Studio album by Vox Dei
- Released: March 15, 1971
- Recorded: Mid 1970 to January 1971 T.N.T. Studios, Buenos Aires
- Genre: Progressive rock
- Length: 55:59 55:13 (CD re-issue)
- Label: Disc Jockey
- Producer: Jorge Álvarez

Vox Dei chronology
| Caliente (1970) | La Biblia (1971) | Jeremías Pies de Plomo (1972) |

= La Biblia =

La Biblia (/es/; Spanish for "The Bible") is the second studio album by the Argentine band Vox Dei, released as a double album on March 15, 1971, by Disc Jockey Records. Considered a milestone of nascent Argentine rock, as well as one of the first rock operas and concept albums of rock en español, La Biblia centers on the Bible's narrative, starting from Genesis and concluding with the Apocalypse.

==Background and details==
A preview of some compositions were debuted at the "B.A. Rock Festival" in November 1970, and the album was presented with four shows at Teatro Presidente Alvear (Buenos Aires), followed by a tour throughout the country's major cities.
The record was Vox Dei's breakthrough and it's widely considered their magnum opus. In 2007, the Argentine edition of Rolling Stone ranked it 14 on its list of "The 100 Greatest Albums of National Rock".

In 1974 Jorge Álvarez, who produced the original album, and musician Billy Bond decided to undertake a recording of the album as a proper rock opera. Utilizing the classical musicians of the Ensamble Musical de Buenos Aires, the album featured various important Argentinian rock musicians including Bond, members of the band Billy Bond y La Pesada del Rock and Roll, members of the band Pescado Rabioso, Raul Porchetto, and members of the band Sui Generis, all under the artistic direction of pianist and composer Gustavo Beytelmann. Produced by Jorge Álvarez, the album, La Biblia, was released in 1974 on the label Talent Cat# SE-515.

"La Biblia" is considered by Argentinian rock fans to be Vox Dei's indisputable masterpiece; it has been called "magnificent for both its music and lyrics". Guitarist and vocalist Ricardo Soulé did a terrific job summarizing in just a few lines the most important stories of the Christian Holy Book.
Musically the band adopted a hard psychedelic direction, with chiming 12-string guitar and overdriven solos alternating with folky acoustic passages and harmony vocals sometimes reminiscent of The Moody Blues.
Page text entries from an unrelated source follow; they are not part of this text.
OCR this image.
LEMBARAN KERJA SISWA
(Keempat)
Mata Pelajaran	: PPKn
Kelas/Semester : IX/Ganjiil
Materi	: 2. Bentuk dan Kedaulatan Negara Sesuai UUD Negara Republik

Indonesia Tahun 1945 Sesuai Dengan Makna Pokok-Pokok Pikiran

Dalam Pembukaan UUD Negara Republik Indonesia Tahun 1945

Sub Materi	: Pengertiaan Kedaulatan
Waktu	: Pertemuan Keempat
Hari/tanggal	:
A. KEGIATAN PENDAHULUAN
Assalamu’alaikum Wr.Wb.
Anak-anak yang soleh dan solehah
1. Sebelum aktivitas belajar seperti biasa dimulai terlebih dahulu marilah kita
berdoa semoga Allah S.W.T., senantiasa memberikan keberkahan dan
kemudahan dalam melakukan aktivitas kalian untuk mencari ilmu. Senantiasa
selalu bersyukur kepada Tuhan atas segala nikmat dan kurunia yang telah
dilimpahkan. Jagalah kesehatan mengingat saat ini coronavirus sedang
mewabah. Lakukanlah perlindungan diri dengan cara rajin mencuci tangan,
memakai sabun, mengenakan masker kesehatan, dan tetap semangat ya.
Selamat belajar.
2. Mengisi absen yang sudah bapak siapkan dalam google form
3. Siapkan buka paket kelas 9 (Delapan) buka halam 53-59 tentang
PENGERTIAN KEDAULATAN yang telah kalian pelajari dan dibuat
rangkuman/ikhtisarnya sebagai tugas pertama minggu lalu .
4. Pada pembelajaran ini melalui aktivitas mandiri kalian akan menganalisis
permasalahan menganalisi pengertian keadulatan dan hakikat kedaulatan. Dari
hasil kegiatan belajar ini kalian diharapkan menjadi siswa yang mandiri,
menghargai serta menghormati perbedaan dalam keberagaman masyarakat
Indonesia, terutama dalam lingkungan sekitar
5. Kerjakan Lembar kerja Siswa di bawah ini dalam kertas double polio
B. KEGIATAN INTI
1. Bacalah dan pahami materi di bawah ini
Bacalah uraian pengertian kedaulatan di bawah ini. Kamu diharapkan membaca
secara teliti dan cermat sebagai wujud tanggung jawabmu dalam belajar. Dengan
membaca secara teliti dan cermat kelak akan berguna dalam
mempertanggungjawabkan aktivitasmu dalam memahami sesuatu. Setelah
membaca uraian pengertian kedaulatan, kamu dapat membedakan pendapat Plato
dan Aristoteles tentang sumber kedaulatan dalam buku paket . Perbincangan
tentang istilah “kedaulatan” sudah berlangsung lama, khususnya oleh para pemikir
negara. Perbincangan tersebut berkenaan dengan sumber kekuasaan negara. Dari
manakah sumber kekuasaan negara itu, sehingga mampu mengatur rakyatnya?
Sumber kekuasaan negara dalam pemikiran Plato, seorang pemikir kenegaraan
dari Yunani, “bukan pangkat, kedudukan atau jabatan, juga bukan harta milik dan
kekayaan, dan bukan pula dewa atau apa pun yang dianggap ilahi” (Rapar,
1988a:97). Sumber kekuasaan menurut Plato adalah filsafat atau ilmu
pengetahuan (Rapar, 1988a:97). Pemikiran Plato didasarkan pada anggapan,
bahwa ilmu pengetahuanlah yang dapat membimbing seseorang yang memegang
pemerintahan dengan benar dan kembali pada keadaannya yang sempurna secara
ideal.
The Archbishop of Buenos Aires, Antonio Caggiano, while at first requesting to review the lyrics, ended up recommending that young people purchase and listen to the album. During the recording sessions, guitarist Juan Carlos "Yody" Godoy left the band. To promote the album live, guitarist Nacho Smilari (formerly member of La Barra de Chocolate) joined the band.

The album was released earlier than expected, which caused two edition errors, "Apocalipsis" was recorded without vocals and "Libros Sapienciales" was credited as "Profecías" on the tracklist.
It was clarified and corrected in La Biblia En Vivo in 1987.

The songs that remained in the habitual Vox Dei set-list are "Genesis", "Libros Sapienciales" and "Las Guerras".

In 1997 a re-recording of the album took place including a bonus track: "El Manto de Elías". This version featured Quiroga, Basoalto and Soulé, plus special guests Fito Páez, Andrés Calamaro and Alejandro Lerner.

== Original release on vinyl (2 LP) ==
- All lyrics by Ricardo Soulé, music by Willy Quiroga, Juan Carlos "Yody" Godoy and Ricardo Soulé.

- Side one
1. "Génesis" - 6:38
2. "Moisés" - 7:26
- Side two
3. - "Las Guerras" [The Wars] - 13:10
4. "Profecías" [Prophecies] - 2:17
- Side three
5. - "Libros Sapienciales" [Sapiential books] - 7:34
6. "Cristo - Nacimiento" [Christ - Birth] - 3:14
- Side four
7. - "Cristo - Muerte y Resurrección" [Christ - Death and Resurrection] - 10:34
8. "Apocalípsis" [Apocalypse / Revelations] - 4:47

==Credits==
- Vox Dei
- Ricardo Soulé - Lead guitar, Harp, Violin, Piano and Vocals.
- Willy Quiroga - Bass guitar and Vocals.
- Juan Carlos "Yody" Godoy - Rhythm guitar and Vocals.
- Rubén Basoalto - Drums.

- Guest
- Roberto Lar - Orchestra director.

===Additional Personnel===
- Jorge Álvarez - Producer.
- Tim Croatto, Osvaldo Casajus, Salvador Barresi, Julio Costa - Engineers.
- Disc-Jockey - Executive producer.

==Certifications==

| Region | Certification | Certified units/sales |
| Argentina (CAPIF) | Gold | 30,000^{^} |
^{^} Shipments figures based on certification alone.